Judgment day is drawing closer for Katherine Jackson and AEG Live.
A six-man, six-woman jury was seated today for the trial about to unfold concerning the wrongful death lawsuit filed by Michael Jackson's mother against the concert promoter behind the pop star's 50-date London engagement that never came to pass in 2009.
A judge has already dismissed many of the lawsuit's original claims, leaving intact an allegation of negligent hiring regarding Conrad Murray, the cardiologist who was supposedly looking after Jackson's medical needs and was later convicted of involuntary manslaughter for administering the overdose of the heavy anesthetic propofol that killed the artist.
Murray, meanwhile, appealed his conviction today, his lawyer arguing in a 230-page brief that her client was made to be an example due to his patient's high-profile status and that multiple legal errors were committed at trial.
AEG has maintained that Jackson had a drug problem long before they ever got into business with him, and that Murray was one of many doctors who had treated him in the past and the promoter did not contract with Murray to care for Jackson.
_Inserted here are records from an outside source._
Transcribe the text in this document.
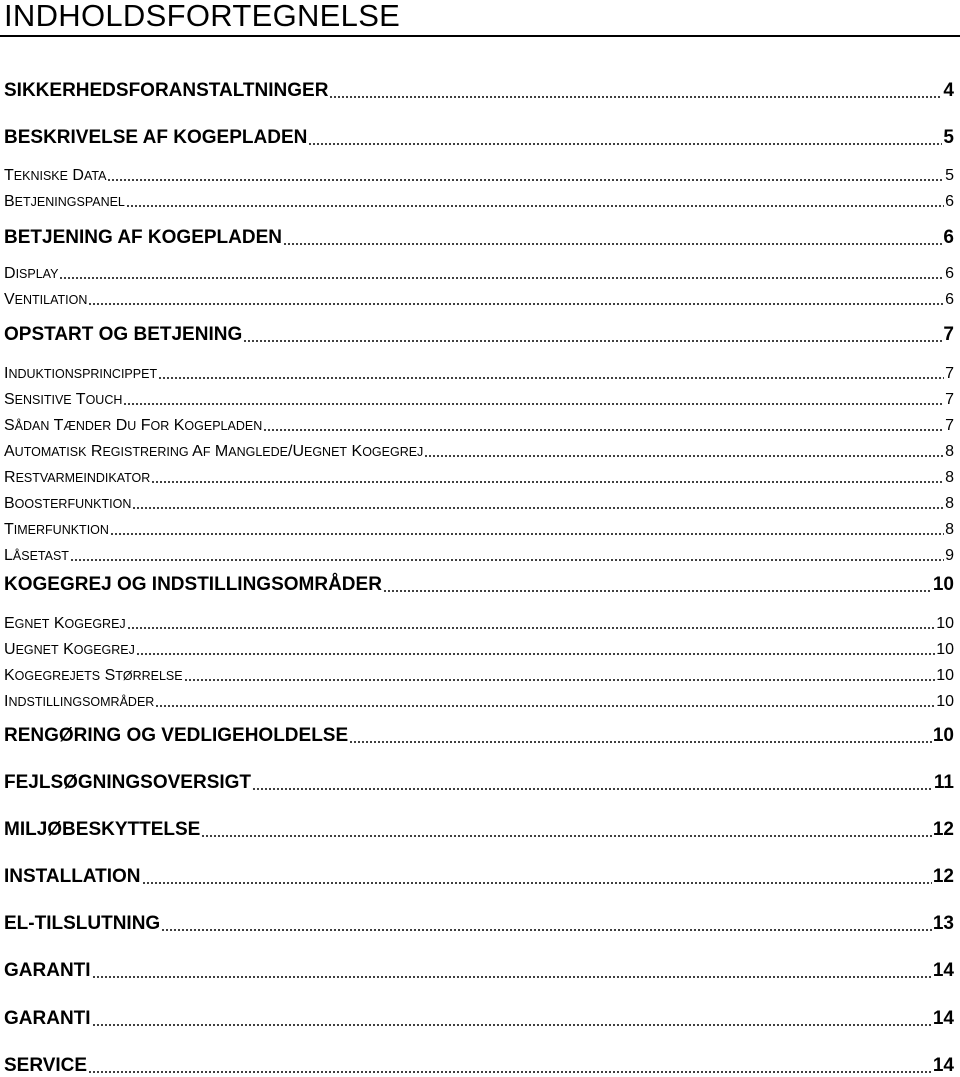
INDHOLDSFORTEGNELSE
SIKKERHEDSFORANSTALTNINGER	4
BESKRIVELSE AF KOGEPLADEN	5
TEKNISKE DATA	5
BETJENINGSPANEL	6
BETJENING AF KOGEPLADEN	6
DISPLAY	6
VENTILATION	6
OPSTART OG BETJENING	7
INDUKTIONSPRINCIPPET	7
SENSITIVE TOUCH	7
SÅDAN TÆNDER DU FOR KOGEPLADEN	7
AUTOMATISK REGISTRERING AF MANGLEDE/UEGNET KOGEGREJ	8
RESTVARMEINDIKATOR	8
BOOSTERFUNKTION	8
TIMERFUNKTION	8
LÅSETAST	9
KOGEGREJ OG INDSTILLINGSOMRÅDER	10
EGNET KOGEGREJ	10
UEGNET KOGEGREJ	10
KOGEGREJETS STØRRELSE	10
INDSTILLINGSOMRÅDER	10
RENGØRING OG VEDLIGEHOLDELSE	10
FEJLSØGNINGSOVERSIGT	11
MILJØBESKYTTELSE	12
INSTALLATION	12
EL-TILSLUTNING	13
GARANTI	14
GARANTI	14
SERVICE	14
In allowing the negligent-hiring charge to remain on the table, however, a judge determined that, among other things, discussions of a possible $150,000-per-month salary for Murray could imply that there was a contract.
Attorneys for Katherine, who is suing on behalf of herself and Jackson's three children, are arguing that AEG Live did hire Murray and, in so doing, ignored various red flags, including his personal financial issues.
Murray is on both sides' lists of potential witnesses for the upcoming trial.
Three alternate jurors still need to be seated, after which the trial is expected to last for roughly three months.